FIPB Foreign Investment Promotion Council
MIGA Multilateral Investment Guarantee Agency

 

 

INDIAN PUBLIC FINANCE

Indian Public Finance

Value Added Tax

  • Under the constitution the States have the exclusive power to tax sales and purchases of goods other than newspapers
  • There are however defects of sales tax
    • It is regressive in nature. Families with low income a larger proportion of their income as sales tax.
    • Has a cascading effect – tax is collected at all stages and every time a commodity is bought or sold
    • Sales tax is easily evaded by the consumers by not asking for receipts.
  • VAT is the tax on the value added to goods in the process of production and distribution.
  • With the implementation of VAT, the origin based Central Sales Tax is phased out.
  • Introduced from April 1, 2005
  • Advantages
    • Is a neutral tax.

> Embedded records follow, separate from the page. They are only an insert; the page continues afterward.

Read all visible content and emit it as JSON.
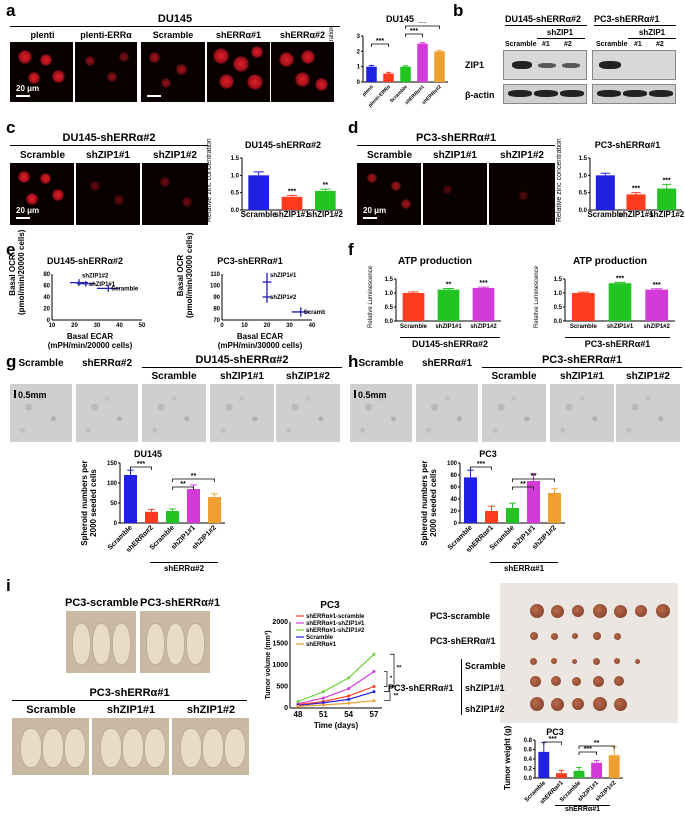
{
  "panels": {
    "a": "a",
    "b": "b",
    "c": "c",
    "d": "d",
    "e": "e",
    "f": "f",
    "g": "g",
    "h": "h",
    "i": "i"
  },
  "a": {
    "title": "DU145",
    "images": [
      "plenti",
      "plenti-ERRα",
      "Scramble",
      "shERRα#1",
      "shERRα#2"
    ],
    "scale": "20 μm",
    "chart_title": "DU145",
    "ylabel": "Relative zinc concentration"
  },
  "b": {
    "group1": "DU145-shERRα#2",
    "group2": "PC3-shERRα#1",
    "subgroup": "shZIP1",
    "lanes1": [
      "Scramble",
      "#1",
      "#2"
    ],
    "lanes2": [
      "Scramble",
      "#1",
      "#2"
    ],
    "row1": "ZIP1",
    "row2": "β-actin"
  },
  "c": {
    "title": "DU145-shERRα#2",
    "images": [
      "Scramble",
      "shZIP1#1",
      "shZIP1#2"
    ],
    "scale": "20 μm",
    "chart_title": "DU145-shERRα#2",
    "ylabel": "Relative zinc concentration"
  },
  "d": {
    "title": "PC3-shERRα#1",
    "images": [
      "Scramble",
      "shZIP1#1",
      "shZIP1#2"
    ],
    "scale": "20 μm",
    "chart_title": "PC3-shERRα#1",
    "ylabel": "Relative zinc concentration"
  },
  "e": {
    "left_title": "DU145-shERRα#2",
    "right_title": "PC3-shERRα#1",
    "left_ylabel1": "Basal OCR",
    "left_ylabel2": "(pmol/min/20000 cells)",
    "left_xlabel1": "Basal ECAR",
    "left_xlabel2": "(mPH/min/20000 cells)",
    "right_ylabel1": "Basal OCR",
    "right_ylabel2": "(pmol/min/30000 cells)",
    "right_xlabel1": "Basal ECAR",
    "right_xlabel2": "(mPH/min/30000 cells)"
  },
  "f": {
    "left_title": "ATP production",
    "right_title": "ATP production",
    "ylabel": "Relative Luminescence",
    "left_group": "DU145-shERRα#2",
    "right_group": "PC3-shERRα#1"
  },
  "g": {
    "images": [
      "Scramble",
      "shERRα#2",
      "Scramble",
      "shZIP1#1",
      "shZIP1#2"
    ],
    "group": "DU145-shERRα#2",
    "scale": "0.5mm",
    "chart_title": "DU145",
    "ylabel1": "Spheroid numbers per",
    "ylabel2": "2000 seeded cells",
    "xgroup": "shERRα#2"
  },
  "h": {
    "images": [
      "Scramble",
      "shERRα#1",
      "Scramble",
      "shZIP1#1",
      "shZIP1#2"
    ],
    "group": "PC3-shERRα#1",
    "scale": "0.5mm",
    "chart_title": "PC3",
    "ylabel1": "Spheroid numbers per",
    "ylabel2": "2000 seeded cells",
    "xgroup": "shERRα#1"
  },
  "i": {
    "photo1": "PC3-scramble",
    "photo2": "PC3-shERRα#1",
    "lower_title": "PC3-shERRα#1",
    "lower_images": [
      "Scramble",
      "shZIP1#1",
      "shZIP1#2"
    ],
    "tumor_labels": [
      "PC3-scramble",
      "PC3-shERRα#1",
      "Scramble",
      "shZIP1#1",
      "shZIP1#2"
    ],
    "tumor_group": "PC3-shERRα#1",
    "line_title": "PC3",
    "weight_title": "PC3",
    "weight_ylabel": "Tumor weight (g)",
    "weight_xgroup": "shERRα#1"
  },
  "chart_data": [
    {
      "id": "a",
      "type": "bar",
      "categories": [
        "plenti",
        "plenti-ERRα",
        "Scramble",
        "shERRα#1",
        "shERRα#2"
      ],
      "values": [
        1.0,
        0.55,
        1.0,
        2.5,
        2.0
      ],
      "errors": [
        0.08,
        0.08,
        0.06,
        0.06,
        0.06
      ],
      "ylim": [
        0,
        3
      ],
      "yticks": [
        "0",
        "1",
        "2",
        "3"
      ],
      "colors": [
        "#2020e0",
        "#ff3b1f",
        "#22c422",
        "#d23bd8",
        "#f0a030"
      ],
      "sig": [
        "***",
        "***",
        "***"
      ],
      "title": "DU145",
      "ylabel": "Relative zinc concentration"
    },
    {
      "id": "c",
      "type": "bar",
      "categories": [
        "Scramble",
        "shZIP1#1",
        "shZIP1#2"
      ],
      "values": [
        1.0,
        0.38,
        0.55
      ],
      "errors": [
        0.1,
        0.04,
        0.05
      ],
      "ylim": [
        0,
        1.5
      ],
      "yticks": [
        "0.0",
        "0.5",
        "1.0",
        "1.5"
      ],
      "colors": [
        "#2020e0",
        "#ff3b1f",
        "#22c422"
      ],
      "sig": [
        "",
        "***",
        "**"
      ],
      "title": "DU145-shERRα#2",
      "ylabel": "Relative zinc concentration"
    },
    {
      "id": "d",
      "type": "bar",
      "categories": [
        "Scramble",
        "shZIP1#1",
        "shZIP1#2"
      ],
      "values": [
        1.0,
        0.45,
        0.62
      ],
      "errors": [
        0.06,
        0.05,
        0.12
      ],
      "ylim": [
        0,
        1.5
      ],
      "yticks": [
        "0.0",
        "0.5",
        "1.0",
        "1.5"
      ],
      "colors": [
        "#2020e0",
        "#ff3b1f",
        "#22c422"
      ],
      "sig": [
        "",
        "***",
        "***"
      ],
      "title": "PC3-shERRα#1",
      "ylabel": "Relative zinc concentration"
    },
    {
      "id": "e1",
      "type": "scatter",
      "points": [
        {
          "label": "shZIP1#2",
          "x": 22,
          "y": 65,
          "ex": 4,
          "ey": 6
        },
        {
          "label": "shZIP1#1",
          "x": 25,
          "y": 63,
          "ex": 4,
          "ey": 5
        },
        {
          "label": "Scramble",
          "x": 35,
          "y": 55,
          "ex": 5,
          "ey": 6
        }
      ],
      "xlim": [
        10,
        50
      ],
      "ylim": [
        0,
        80
      ],
      "xticks": [
        "10",
        "20",
        "30",
        "40",
        "50"
      ],
      "yticks": [
        "0",
        "20",
        "40",
        "60",
        "80"
      ],
      "title": "DU145-shERRα#2",
      "xlabel": "Basal ECAR",
      "ylabel": "Basal OCR"
    },
    {
      "id": "e2",
      "type": "scatter",
      "points": [
        {
          "label": "shZIP1#1",
          "x": 20,
          "y": 103,
          "ex": 2,
          "ey": 8
        },
        {
          "label": "shZIP1#2",
          "x": 20,
          "y": 90,
          "ex": 2,
          "ey": 5
        },
        {
          "label": "Scramble",
          "x": 35,
          "y": 77,
          "ex": 4,
          "ey": 4
        }
      ],
      "xlim": [
        0,
        40
      ],
      "ylim": [
        70,
        110
      ],
      "xticks": [
        "0",
        "10",
        "20",
        "30",
        "40"
      ],
      "yticks": [
        "70",
        "80",
        "90",
        "100",
        "110"
      ],
      "title": "PC3-shERRα#1",
      "xlabel": "Basal ECAR",
      "ylabel": "Basal OCR"
    },
    {
      "id": "f1",
      "type": "bar",
      "categories": [
        "Scramble",
        "shZIP1#1",
        "shZIP1#2"
      ],
      "values": [
        1.0,
        1.12,
        1.18
      ],
      "errors": [
        0.04,
        0.04,
        0.03
      ],
      "ylim": [
        0,
        1.5
      ],
      "yticks": [
        "0.0",
        "0.5",
        "1.0",
        "1.5"
      ],
      "colors": [
        "#ff3b1f",
        "#22c422",
        "#d23bd8"
      ],
      "sig": [
        "",
        "**",
        "***"
      ],
      "title": "ATP production",
      "ylabel": "Relative Luminescence"
    },
    {
      "id": "f2",
      "type": "bar",
      "categories": [
        "Scramble",
        "shZIP1#1",
        "shZIP1#2"
      ],
      "values": [
        1.0,
        1.35,
        1.12
      ],
      "errors": [
        0.03,
        0.03,
        0.03
      ],
      "ylim": [
        0,
        1.5
      ],
      "yticks": [
        "0.0",
        "0.5",
        "1.0",
        "1.5"
      ],
      "colors": [
        "#ff3b1f",
        "#22c422",
        "#d23bd8"
      ],
      "sig": [
        "",
        "***",
        "***"
      ],
      "title": "ATP production",
      "ylabel": "Relative Luminescence"
    },
    {
      "id": "g",
      "type": "bar",
      "categories": [
        "Scramble",
        "shERRα#2",
        "Scramble",
        "shZIP1#1",
        "shZIP1#2"
      ],
      "values": [
        120,
        28,
        30,
        85,
        65
      ],
      "errors": [
        12,
        6,
        5,
        10,
        8
      ],
      "ylim": [
        0,
        150
      ],
      "yticks": [
        "0",
        "50",
        "100",
        "150"
      ],
      "colors": [
        "#2020e0",
        "#ff3b1f",
        "#22c422",
        "#d23bd8",
        "#f0a030"
      ],
      "sig": [
        "***",
        "**",
        "**"
      ],
      "title": "DU145",
      "ylabel": "Spheroid numbers per 2000 seeded cells"
    },
    {
      "id": "h",
      "type": "bar",
      "categories": [
        "Scramble",
        "shERRα#1",
        "Scramble",
        "shZIP1#1",
        "shZIP1#2"
      ],
      "values": [
        76,
        20,
        25,
        70,
        50
      ],
      "errors": [
        12,
        8,
        8,
        12,
        7
      ],
      "ylim": [
        0,
        100
      ],
      "yticks": [
        "0",
        "20",
        "40",
        "60",
        "80",
        "100"
      ],
      "colors": [
        "#2020e0",
        "#ff3b1f",
        "#22c422",
        "#d23bd8",
        "#f0a030"
      ],
      "sig": [
        "***",
        "**",
        "**"
      ],
      "title": "PC3",
      "ylabel": "Spheroid numbers per 2000 seeded cells"
    },
    {
      "id": "i1",
      "type": "line",
      "x": [
        48,
        51,
        54,
        57
      ],
      "xticks": [
        "48",
        "51",
        "54",
        "57"
      ],
      "yticks": [
        "0",
        "500",
        "1000",
        "1500",
        "2000"
      ],
      "ylim": [
        0,
        2000
      ],
      "xlabel": "Time (days)",
      "ylabel": "Tumor volume (mm³)",
      "title": "PC3",
      "series": [
        {
          "name": "shERRα#1-scramble",
          "color": "#ff3b1f",
          "values": [
            80,
            150,
            280,
            500
          ]
        },
        {
          "name": "shERRα#1-shZIP1#1",
          "color": "#d23bd8",
          "values": [
            100,
            230,
            450,
            850
          ]
        },
        {
          "name": "shERRα#1-shZIP1#2",
          "color": "#6ad33a",
          "values": [
            150,
            380,
            700,
            1250
          ]
        },
        {
          "name": "Scramble",
          "color": "#2020e0",
          "values": [
            60,
            120,
            200,
            380
          ]
        },
        {
          "name": "shERRα#1",
          "color": "#f0a030",
          "values": [
            40,
            70,
            110,
            170
          ]
        }
      ],
      "sig": [
        "*",
        "**",
        "**"
      ]
    },
    {
      "id": "i2",
      "type": "bar",
      "categories": [
        "Scramble",
        "shERRα#1",
        "Scramble",
        "shZIP1#1",
        "shZIP1#2"
      ],
      "values": [
        0.55,
        0.1,
        0.15,
        0.32,
        0.48
      ],
      "errors": [
        0.2,
        0.06,
        0.07,
        0.05,
        0.18
      ],
      "ylim": [
        0,
        0.8
      ],
      "yticks": [
        "0.0",
        "0.2",
        "0.4",
        "0.6",
        "0.8"
      ],
      "colors": [
        "#2020e0",
        "#ff3b1f",
        "#22c422",
        "#d23bd8",
        "#f0a030"
      ],
      "sig": [
        "***",
        "***",
        "**"
      ],
      "title": "PC3",
      "ylabel": "Tumor weight (g)"
    }
  ]
}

Does not have a distortionary effect
    • Imposed on a large number of firms instead of at the final stage
    • Easier to enforce as tax paid by one firm is reported as a deduction by a subsequent firm
    • Difficult to evade as collection is done at different stages
    • Incentive to produce and invest more as producer goods can be easily excluded under VAT
    • Encourages exports since VAT is identifiable and fully rebated on exports
  • Difficulties in implementing
    • For collection of VAT all producers, distributers, traders and everyone in the chain of production should keep proper account of all their transactions
    • Bribing of sales tax officials to escape taxes
    • The government has to simplify VAT procedures for small traders and artisans

Goods and Services Tax

  • Has not yet been introduced because of the support of opposition in Rajya Sabha

State Finances

  • Borrowing by the State governments is subordinated to prior approval by the national government <Article 293>
  • Furthermore, State Governments are not permitted to borrow externally unlike the centre.

Public Debt

  • The aggregate stock of public debt of the Centre and States as a percentage of GDP is high (around 75 pc)
  • Unique features of public debt in India
    • States have no direct exposure to external debt
    • Almost the whole of PD is local currency denominated and held almost wholly by residents
    • The PD of both centre and states is actively managed by the RBI ensuring comfort the financial markets without any undue volatility.
    • The g-sec market has developed significantly in recent years
    • Contractual savings supplement marketable debt in financing deficits
    • Direct monetary financing of primary issues of debt has been discontinued since April 2006.